Things start to get a little gruesome once a fed-up Colm, a devoted fiddler, threatens to cut off his fingers if Padráic keeps up with his botheration! Ha ha, I guess he settles on his fingers because cutting off his nose would be too obvious! And not to spoil anything, but yes, in the parlance of Joe Bob Briggs, fingers do roll! A lovable mini-donkey ambles through the margins of the story, and it’s this creature who precipitates the film’s final act! Things get pretty dark, but the finale may leave you pondering!

There’s lots to recommend this picture: the acting and the photography, for instance, are both top-notch, and the script is often very funny! The themes, while somewhat obvious (the Irish Civil War, a battle between former friends, is going on in the background over on the mainland), are interesting – it’s as an exploration of friendship and its liminalities that the picture is most compelling, rather than as a political allegory! And it’s always worthwhile to see what’s happening on these crazy Anglo-Saxon islets – ha ha, think about The Wicker Man, or Doomwatch, or I Know Where I’m Going, or Island of Terror, or Nothing But the Night! Kooky places, those islands, and Inishiren fits right in with them! I give The Banshees of Inisherin two and a half finger splotches!

Thursday, 29 December 2022

Burl reviews Garlic is as Good as Ten Mothers! (1980)


 

By the whiff of the stinking rose, it’s Burl, here to review a picture by the marvelous documentarian Les Blank! Ha ha, I once attended a screening of his great Leon Russell movie A Poem is a Naked Person, and that was back in the days when Blank had to be in attendance for it to be screened legally, so he was there, and afterward I and some others went out to a nearby bar with him for a few beers! He was a nice fellow and awfully good company, and those qualities can be seen in the movie under review today, Garlic is as Good as Ten Mothers!

Now, whether or not that specific equivalence is accurate, the movie makes a strong case for garlic as a curative and as a flavourer of food! No scientists are trotted out to make the case; neither Julia Child nor Edna Lewis nor any other celebrity chef of the day appear; instead, Blank visits a parade of bohemian food lovers who proselytize about the aliment and its many uses and benefits! Ha ha, I’ve always used garlic in my own cooking, so I was naturally sympathetic to these arguments!

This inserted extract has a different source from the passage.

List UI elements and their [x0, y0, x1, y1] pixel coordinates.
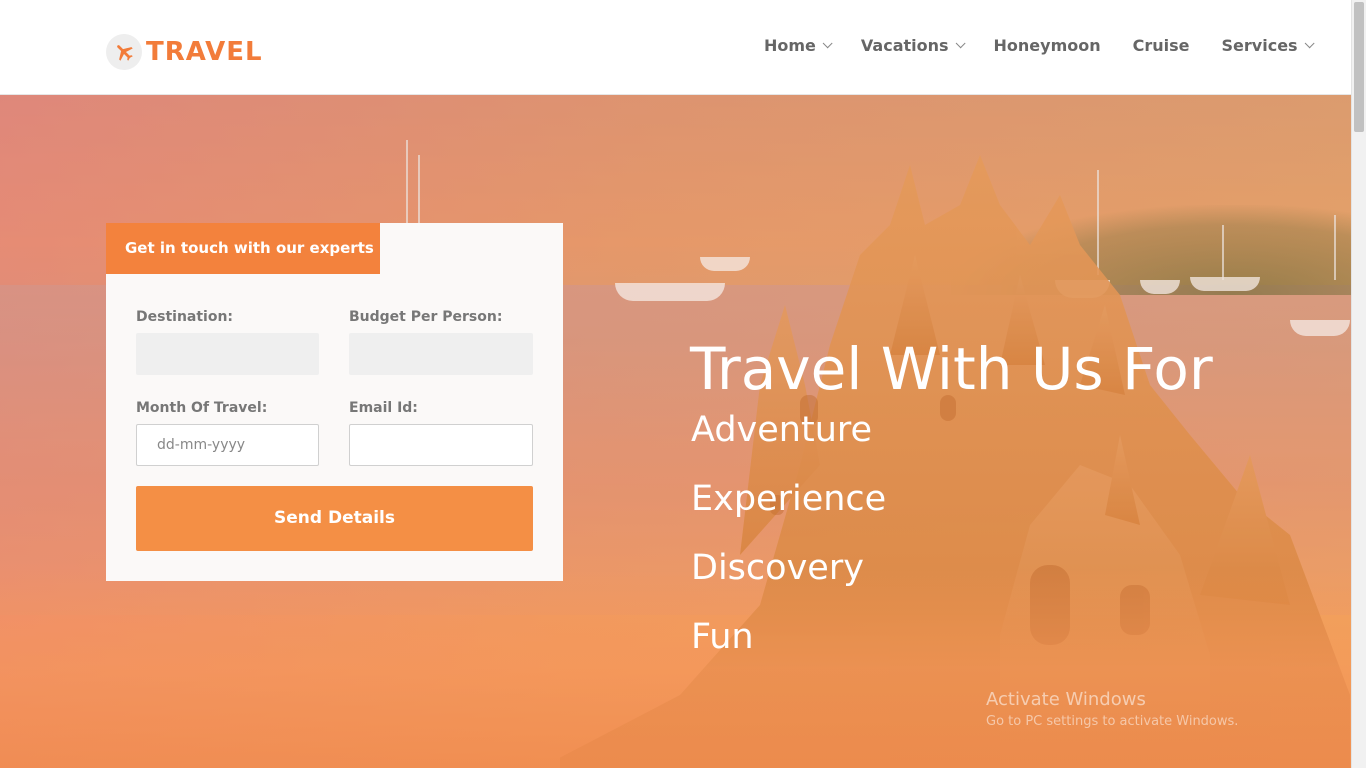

The impression left is that there must be a thriving subculture of garlic-mad neo-hippies out there, cooking like maniacs and shoveling in the allium sativum as quickly as they can! Blank talks to chefs and enthusiasts, and spends time at a California garlic festival, and all of this is arranged in a wonderfully haphazard and aptly organic manner! There are some unexpected ingredients in this concoction: for instance, a bewildered Werner Herzog, whose mug we recall from the bad-guy role in Jack Reacher appears in order to give his two cents on garlic’s efficacy on vampires, and why he didn’t include that aspect in Nosferatu!

  

The heart of the picture are its many scenes of meal preparation, which make you want to rush to your kitchen and start cooking up a feast yourself! Vegetarians will not take to the movie, though – there are plenty of dead animals here, and meat being ground up in close shots; but cuisineries both committed and, like myself, casual, will find themselves transfixed by the lovely 16mm colour images!

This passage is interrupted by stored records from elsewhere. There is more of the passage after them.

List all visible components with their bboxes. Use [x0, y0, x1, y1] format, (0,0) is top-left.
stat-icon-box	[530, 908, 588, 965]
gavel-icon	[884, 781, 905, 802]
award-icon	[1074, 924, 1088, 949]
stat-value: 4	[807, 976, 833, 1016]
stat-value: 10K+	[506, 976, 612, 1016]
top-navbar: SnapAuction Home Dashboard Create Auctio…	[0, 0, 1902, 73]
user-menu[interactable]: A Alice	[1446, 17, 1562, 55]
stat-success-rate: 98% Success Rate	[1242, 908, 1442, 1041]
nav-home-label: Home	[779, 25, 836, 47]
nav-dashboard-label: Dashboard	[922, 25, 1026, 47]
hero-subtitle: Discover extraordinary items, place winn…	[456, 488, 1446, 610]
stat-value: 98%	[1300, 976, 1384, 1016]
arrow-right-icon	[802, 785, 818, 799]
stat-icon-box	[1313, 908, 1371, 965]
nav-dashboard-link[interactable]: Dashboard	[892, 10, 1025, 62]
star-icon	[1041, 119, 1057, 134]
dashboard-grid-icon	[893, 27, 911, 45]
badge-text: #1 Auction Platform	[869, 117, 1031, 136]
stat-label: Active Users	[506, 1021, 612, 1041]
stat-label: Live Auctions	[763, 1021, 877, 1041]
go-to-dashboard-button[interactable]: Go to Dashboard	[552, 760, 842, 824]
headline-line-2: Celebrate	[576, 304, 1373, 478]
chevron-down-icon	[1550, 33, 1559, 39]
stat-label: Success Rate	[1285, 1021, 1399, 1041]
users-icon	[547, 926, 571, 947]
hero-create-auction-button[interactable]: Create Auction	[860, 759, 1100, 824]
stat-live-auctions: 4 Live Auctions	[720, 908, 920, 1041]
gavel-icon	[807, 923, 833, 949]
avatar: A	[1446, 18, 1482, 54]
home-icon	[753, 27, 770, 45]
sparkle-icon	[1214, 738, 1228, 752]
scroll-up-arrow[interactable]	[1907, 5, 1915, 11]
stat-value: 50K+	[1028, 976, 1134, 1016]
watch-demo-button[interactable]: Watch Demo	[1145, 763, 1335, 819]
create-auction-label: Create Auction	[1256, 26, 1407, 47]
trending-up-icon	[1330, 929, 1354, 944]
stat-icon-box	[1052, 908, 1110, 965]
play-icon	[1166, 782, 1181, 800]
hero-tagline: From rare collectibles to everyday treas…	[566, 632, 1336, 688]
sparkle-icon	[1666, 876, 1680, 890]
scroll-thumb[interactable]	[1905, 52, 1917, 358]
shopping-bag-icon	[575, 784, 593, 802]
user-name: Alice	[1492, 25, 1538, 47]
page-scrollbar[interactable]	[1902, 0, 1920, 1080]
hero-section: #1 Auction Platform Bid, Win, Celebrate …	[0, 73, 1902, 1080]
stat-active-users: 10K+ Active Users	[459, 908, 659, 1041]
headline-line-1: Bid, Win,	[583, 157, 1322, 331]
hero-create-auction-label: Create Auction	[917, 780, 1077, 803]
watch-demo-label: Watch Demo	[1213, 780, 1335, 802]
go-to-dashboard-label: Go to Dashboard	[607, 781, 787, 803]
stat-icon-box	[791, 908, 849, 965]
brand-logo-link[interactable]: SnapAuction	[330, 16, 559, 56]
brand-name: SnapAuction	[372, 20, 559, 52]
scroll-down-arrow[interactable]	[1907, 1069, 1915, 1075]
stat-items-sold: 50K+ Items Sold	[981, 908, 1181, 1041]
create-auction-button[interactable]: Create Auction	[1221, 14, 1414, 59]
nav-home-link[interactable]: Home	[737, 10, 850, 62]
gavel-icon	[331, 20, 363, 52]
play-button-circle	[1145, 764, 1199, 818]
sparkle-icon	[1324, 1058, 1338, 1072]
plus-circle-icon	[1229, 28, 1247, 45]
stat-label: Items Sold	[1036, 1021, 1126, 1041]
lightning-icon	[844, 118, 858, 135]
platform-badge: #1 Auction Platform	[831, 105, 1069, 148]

There’s not a propulsive or coherent story being told here, but nor should there be! It’s a grincingly effective love-chaunt to an oft-maligned foodstuff, and at 51 minutes it’s just about exactly the right length! There’s some good music being played and some wonderful eccentrics appear, and if you like the way Les Blank organizes his movies, you’ll like this one as much as Burden of Dreams or In Heaven There Is No Beer? or any of his other fine works! Ha ha, I recommend it heartily! I give Garlic is as Good as Ten Mothers three staring animal eyeballs!